Ces orientations ont été prises en compte dans le cadre du développement de la nouvelle version manuel de la certification des établissements de santé. Ainsi certaines des pistes et leviers pour la mise en place d’une politique de bientraitance dans les établissements de santé ont été introduites dans le manuel de certification V2010.

- l’intégration de la notion de bientraitance dans la politique et les projets de l’établissement en s’appuyant sur le développement des actions de la CRU ;

- la mobilisation du management de l’établissement sur le sujet ; - la sensibilisation et la formation des équipes ;

- la création d’espaces de débat, permettant de libérer la parole et de travailler la position spécifique de chacun dans le processus de soin ;

- des actions de prévention et d’état des lieux sur la maltraitance ;

- mais aussi des démarches, qu’elles aient ou non le nom de bientraitance, démarches centrées sur l’expérience quotidienne des usagers des établissements de santé, visant l’amélioration de l’accueil, et de la prise en compte des besoins des usagers, des patients mais aussi des familles et des proches et la mise en œuvre des droits des patients.

Ce développement d’exigences sur la bientraitance est synergique avec d’autres développements du manuel et de la procédure de certification V2010 :

- l’exigence renforcée de mise en place d’un système de gestion des plaintes permettant d’apporter des réponses satisfaisantes à toutes les plaintes, et de mettre en place des mesures correctives.

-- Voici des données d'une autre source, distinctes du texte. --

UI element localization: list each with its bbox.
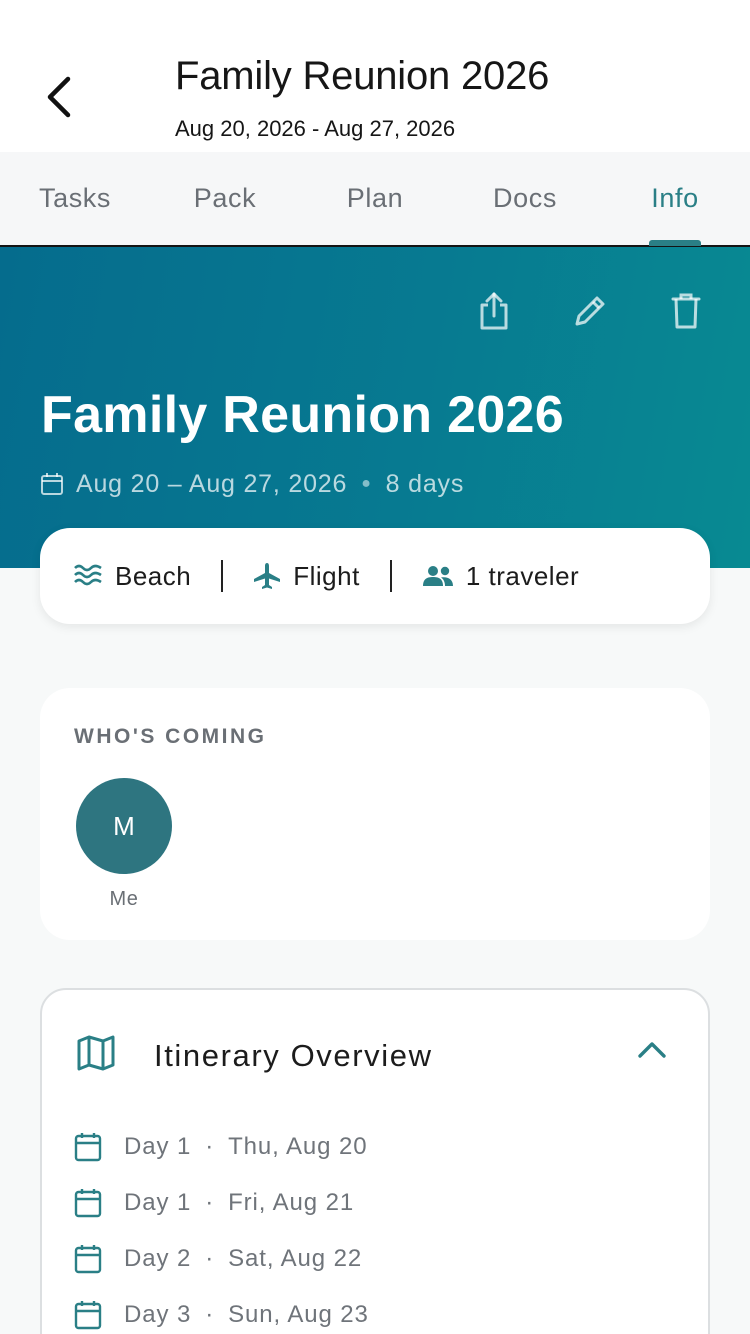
chevron-up-icon[interactable]: [636, 1040, 668, 1060]
share-button[interactable]: [470, 287, 518, 335]
trip-summary-pill: Beach Flight 1 traveler: [40, 528, 710, 624]
itinerary-day-row[interactable]: Day 1 · Fri, Aug 21: [74, 1185, 354, 1221]
traveler-count: 1 traveler: [422, 556, 579, 596]
trip-duration: 8 days: [385, 469, 465, 498]
trip-dates-row: Aug 20 – Aug 27, 2026 ● 8 days: [40, 467, 464, 501]
divider: [389, 560, 392, 592]
tab-plan[interactable]: Plan: [300, 152, 450, 245]
day-label: Day 1: [124, 1189, 192, 1216]
transport-mode: Flight: [253, 556, 360, 596]
day-label: Day 3: [124, 1301, 192, 1328]
itinerary-day-row[interactable]: Day 3 · Sun, Aug 23: [74, 1297, 369, 1333]
whos-coming-card: WHO'S COMING M Me: [40, 688, 710, 940]
separator: ·: [205, 1301, 215, 1328]
delete-button[interactable]: [662, 287, 710, 335]
day-date: Thu, Aug 20: [228, 1133, 368, 1160]
destination-type: Beach: [73, 556, 191, 596]
trip-info-screen: Family Reunion 2026 Aug 20, 2026 - Aug 2…: [0, 0, 750, 1334]
top-header: Family Reunion 2026 Aug 20, 2026 - Aug 2…: [0, 0, 750, 152]
avatar-name: Me: [109, 888, 139, 910]
transport-label: Flight: [293, 560, 360, 591]
calendar-icon: [41, 473, 63, 495]
active-tab-indicator: [649, 240, 701, 246]
page-title: Family Reunion 2026: [175, 54, 550, 98]
itinerary-card: Itinerary Overview Day 1 · Thu, Aug 20 D…: [40, 988, 710, 1334]
day-label: Day 2: [124, 1245, 192, 1272]
share-icon: [480, 292, 508, 330]
itinerary-title: Itinerary Overview: [154, 1038, 433, 1073]
separator: ·: [205, 1189, 215, 1216]
day-date: Sun, Aug 23: [228, 1301, 369, 1328]
trip-date-range: Aug 20 – Aug 27, 2026: [76, 469, 348, 498]
people-icon: [422, 566, 453, 586]
day-label: Day 1: [124, 1133, 192, 1160]
day-date: Fri, Aug 21: [228, 1189, 355, 1216]
calendar-icon: [74, 1301, 102, 1330]
meta-separator: ●: [361, 475, 372, 492]
airplane-icon: [254, 563, 281, 589]
tab-pack[interactable]: Pack: [150, 152, 300, 245]
itinerary-header[interactable]: Itinerary Overview: [42, 990, 708, 1120]
calendar-icon: [74, 1245, 102, 1274]
separator: ·: [205, 1245, 215, 1272]
trip-title: Family Reunion 2026: [41, 386, 564, 444]
edit-button[interactable]: [566, 287, 614, 335]
chevron-left-icon: [47, 76, 71, 118]
itinerary-day-row[interactable]: Day 2 · Sat, Aug 22: [74, 1241, 362, 1277]
traveler-count-label: 1 traveler: [465, 560, 580, 591]
tab-docs[interactable]: Docs: [450, 152, 600, 245]
page-subtitle: Aug 20, 2026 - Aug 27, 2026: [175, 116, 456, 141]
trip-hero-banner: Family Reunion 2026 Aug 20 – Aug 27, 202…: [0, 247, 750, 568]
calendar-icon: [74, 1189, 102, 1218]
waves-icon: [74, 564, 102, 586]
map-icon: [77, 1035, 115, 1071]
itinerary-day-row[interactable]: Day 1 · Thu, Aug 20: [74, 1129, 367, 1165]
tab-tasks[interactable]: Tasks: [0, 152, 150, 245]
avatar[interactable]: M: [76, 778, 172, 874]
tab-info[interactable]: Info: [600, 152, 750, 245]
trash-icon: [671, 293, 701, 329]
tab-bar: Tasks Pack Plan Docs Info: [0, 152, 750, 247]
day-date: Sat, Aug 22: [228, 1245, 363, 1272]
section-label: WHO'S COMING: [74, 725, 267, 748]
calendar-icon: [74, 1133, 102, 1162]
divider: [221, 560, 224, 592]
destination-type-label: Beach: [115, 560, 192, 591]
edit-icon: [575, 296, 605, 326]
back-button[interactable]: [36, 72, 80, 122]
separator: ·: [205, 1133, 215, 1160]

Certaines plaintes sont des « signaux » sur la

88 maltraitance « ordinaire » et il y a lieu de mettre en place une analyse approfondie de certaines d’entre elles ;

- la prise en compte dans la procédure des plaintes et réclamations de patients traitées en interface avec le Médiateur de la République dès lors qu’elles mettent en exergue un défaut de fonctionnement ou un déficit d’organisation ayant un impact sur la qualité et la sécurité des soins ;

- l’exigence renforcée de déploiement effectif d’une démarche palliative en direction des patients en fin de vie et de leurs proches.

L’évolution de la certification dans ce domaine et le travail entrepris au travers de ce rapport s’inscrivent dans un contexte plus général de prise de conscience du phénomène de maltraitance « ordinaire » qui conduit à plusieurs initiatives convergentes (rôle sur le développement de la bientraitance et la lutte contre la maltraitance confié aux ARS43 au travers de la loi HPST44, travaux du ministère de la Santé et des fédérations d’établissements, travaux de l’Agence nationale de l’évaluation et de la qualité des établissements et services sociaux et sociaux (Anesm) dans le domaine médico-social qui sont les signes d’un changement profond des perceptions sur cette question.

43 Agences régionales de santé.

44 Loi du 21 juillet 2009 portant réforme de l’hôpital et relative aux patients, à la santé et aux territoires.